Neden işkence olduğunu her defasında bir tecavüzcü edasıyla hatırlatan sestir.
Zamanında eski bir eve misafir olduk. Kuzenimle bana babaannenin odası düştü. Babaanne de çubuk gibi yarı fosil kıvamında alabildiğine huysuuuz karşımıza oturur bir oda insanı konuşturmaz her lafı keser bir zaman sonra bacaklarını 8 yapar arada uyuklar sonra kaldığı yerden konuşmaya devam eder bir teyzemiz.
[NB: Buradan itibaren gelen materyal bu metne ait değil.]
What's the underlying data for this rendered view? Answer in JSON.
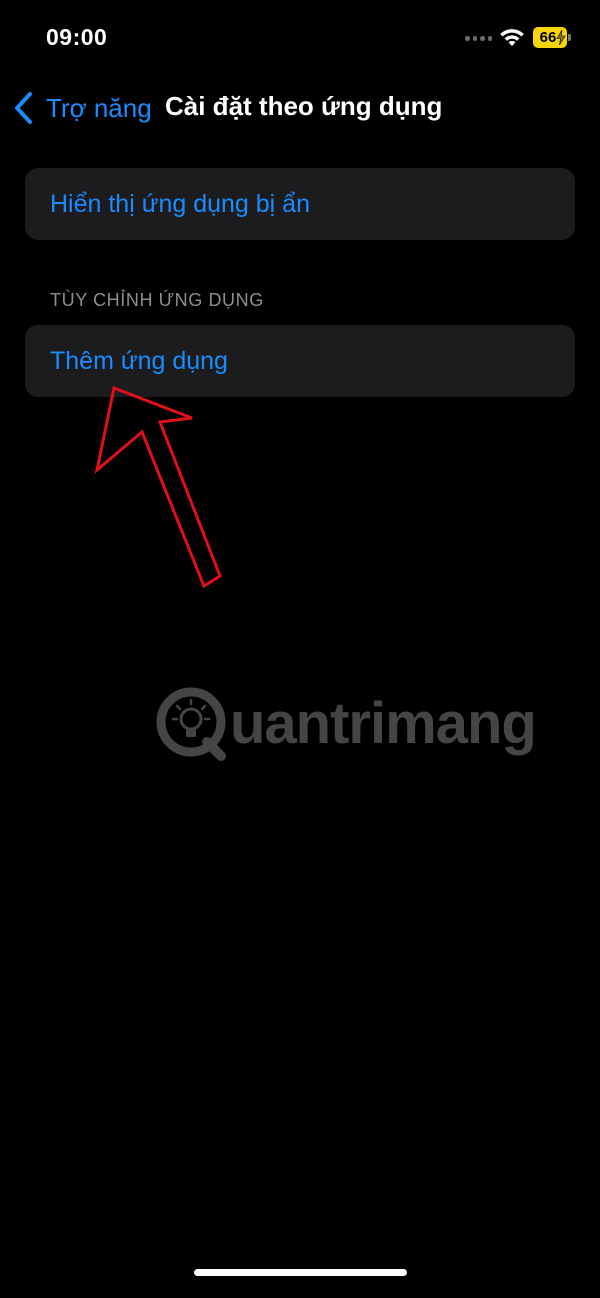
{
  "status_bar": {
    "time": "09:00",
    "battery_level": "66",
    "battery_color": "#f5d60a",
    "signal_icon": "cellular-signal-icon",
    "wifi_icon": "wifi-icon"
  },
  "nav": {
    "back_label": "Trợ năng",
    "title": "Cài đặt theo ứng dụng"
  },
  "cells": {
    "show_hidden_apps": "Hiển thị ứng dụng bị ẩn",
    "section_header": "TÙY CHỈNH ỨNG DỤNG",
    "add_app": "Thêm ứng dụng"
  },
  "annotation": {
    "arrow_color": "#e0101a",
    "arrow_target": "add_app"
  },
  "watermark": {
    "text": "uantrimang",
    "logo": "quantrimang-lightbulb-logo"
  },
  "colors": {
    "accent": "#1a8cff",
    "background": "#000000",
    "cell_background": "#1c1c1e"
  }
}
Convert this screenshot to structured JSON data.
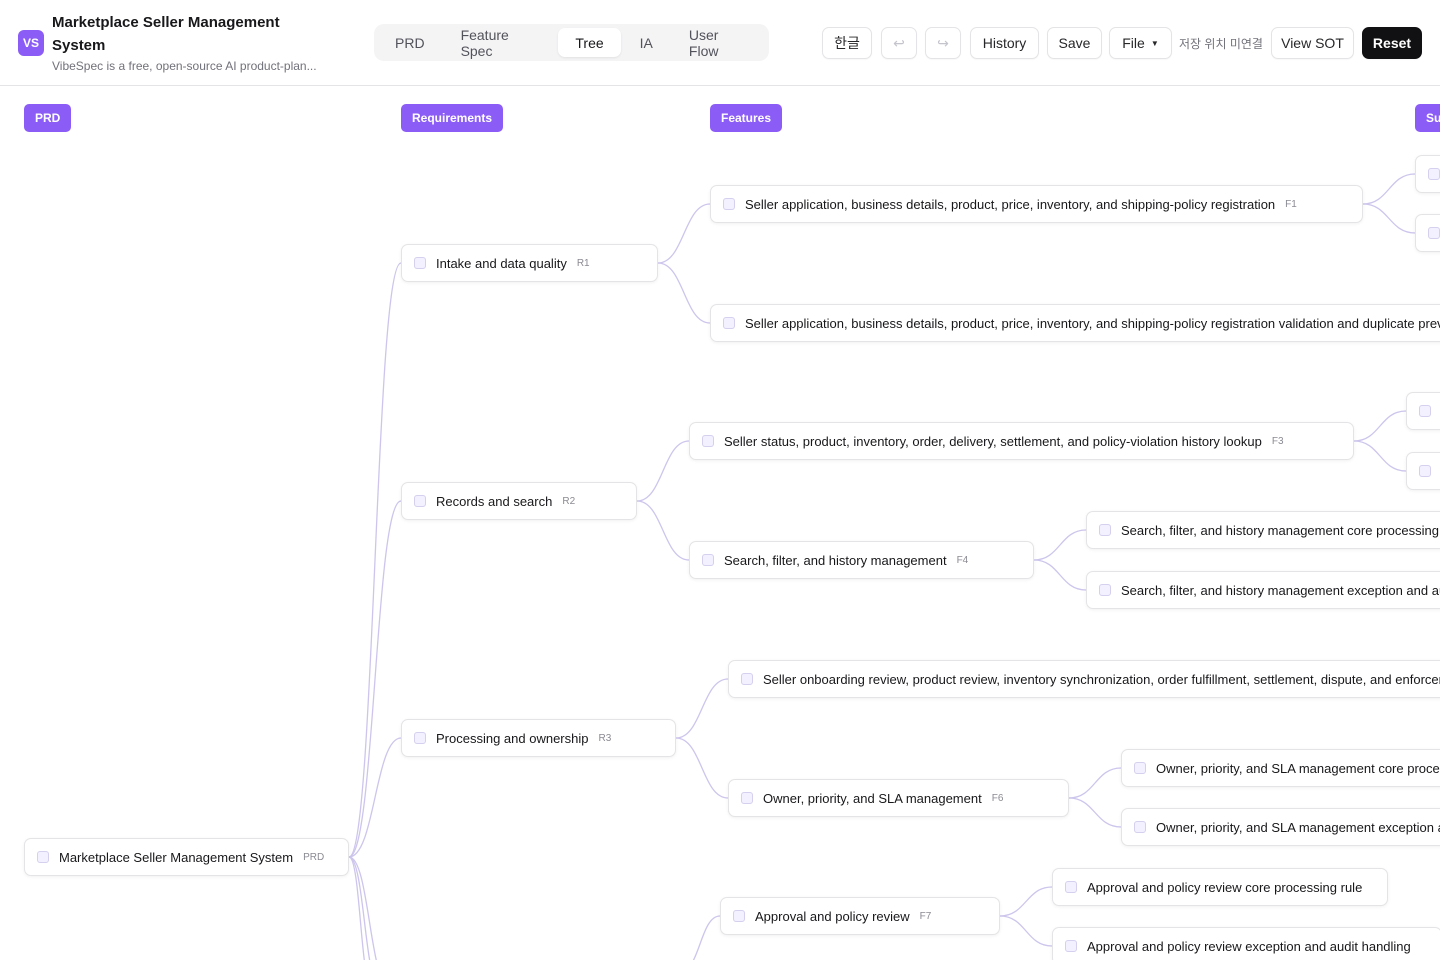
{
  "app": {
    "logo_text": "VS",
    "title": "Marketplace Seller Management System",
    "subtitle": "VibeSpec is a free, open-source AI product-plan..."
  },
  "tabs": [
    {
      "label": "PRD",
      "active": false
    },
    {
      "label": "Feature Spec",
      "active": false
    },
    {
      "label": "Tree",
      "active": true
    },
    {
      "label": "IA",
      "active": false
    },
    {
      "label": "User Flow",
      "active": false
    }
  ],
  "toolbar": {
    "lang_label": "한글",
    "undo_icon": "↩",
    "redo_icon": "↪",
    "history_label": "History",
    "save_label": "Save",
    "file_label": "File",
    "save_status": "저장 위치 미연결",
    "view_sot_label": "View SOT",
    "reset_label": "Reset"
  },
  "tree": {
    "columns": {
      "prd": "PRD",
      "requirements": "Requirements",
      "features": "Features",
      "sub": "Sub-features"
    },
    "root": {
      "label": "Marketplace Seller Management System",
      "id": "PRD"
    },
    "requirements": [
      {
        "label": "Intake and data quality",
        "id": "R1"
      },
      {
        "label": "Records and search",
        "id": "R2"
      },
      {
        "label": "Processing and ownership",
        "id": "R3"
      }
    ],
    "features": [
      {
        "label": "Seller application, business details, product, price, inventory, and shipping-policy registration",
        "id": "F1"
      },
      {
        "label": "Seller application, business details, product, price, inventory, and shipping-policy registration validation and duplicate prevention",
        "id": "F2"
      },
      {
        "label": "Seller status, product, inventory, order, delivery, settlement, and policy-violation history lookup",
        "id": "F3"
      },
      {
        "label": "Search, filter, and history management",
        "id": "F4"
      },
      {
        "label": "Seller onboarding review, product review, inventory synchronization, order fulfillment, settlement, dispute, and enforcement",
        "id": "F5"
      },
      {
        "label": "Owner, priority, and SLA management",
        "id": "F6"
      },
      {
        "label": "Approval and policy review",
        "id": "F7"
      }
    ],
    "subfeatures": [
      {
        "label": "",
        "id": ""
      },
      {
        "label": "",
        "id": ""
      },
      {
        "label": "",
        "id": ""
      },
      {
        "label": "",
        "id": ""
      },
      {
        "label": "Search, filter, and history management core processing rule",
        "id": ""
      },
      {
        "label": "Search, filter, and history management exception and audit handling",
        "id": ""
      },
      {
        "label": "Owner, priority, and SLA management core processing rule",
        "id": ""
      },
      {
        "label": "Owner, priority, and SLA management exception and audit handling",
        "id": ""
      },
      {
        "label": "Approval and policy review core processing rule",
        "id": ""
      },
      {
        "label": "Approval and policy review exception and audit handling",
        "id": ""
      }
    ]
  },
  "colors": {
    "accent": "#8b5cf6",
    "edge": "#cdc5ec",
    "dark_button": "#111113"
  }
}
Odasında eşinden yadigar bir duvar saati var. Şu eski ahşap gövdeli sallanan bir metalin ucunda simgesel yassı bir daire olan hemen hemen sarı bir metal... Zorluyorum kendimi yok olmuyor. Biliyorum o saat susmadığı sürece bize uyku yok. Yaradana sığınıp o metal aparatı usulca çıkardık. Hangimiz çıkardı hatırlamıyorum ama kuzenim aslında rahatça uyuyabilirdi benim ateşime yandı. korku var bir taraftan o saat sabaha eski randımanıyla çalışmazsa o babaanne o aparatı götümüze sokar usul usul. Sonuç olarak bu kritik karara imza atmama ve her şeyi göze almama sebep olan sestir. Küfürden öte küfürden ziyade bir işgüzardır. Saatlerden çıkarılan pilleri yatak odasının dışında bırakılan kol saatlerini hiç hesap etmiyorum.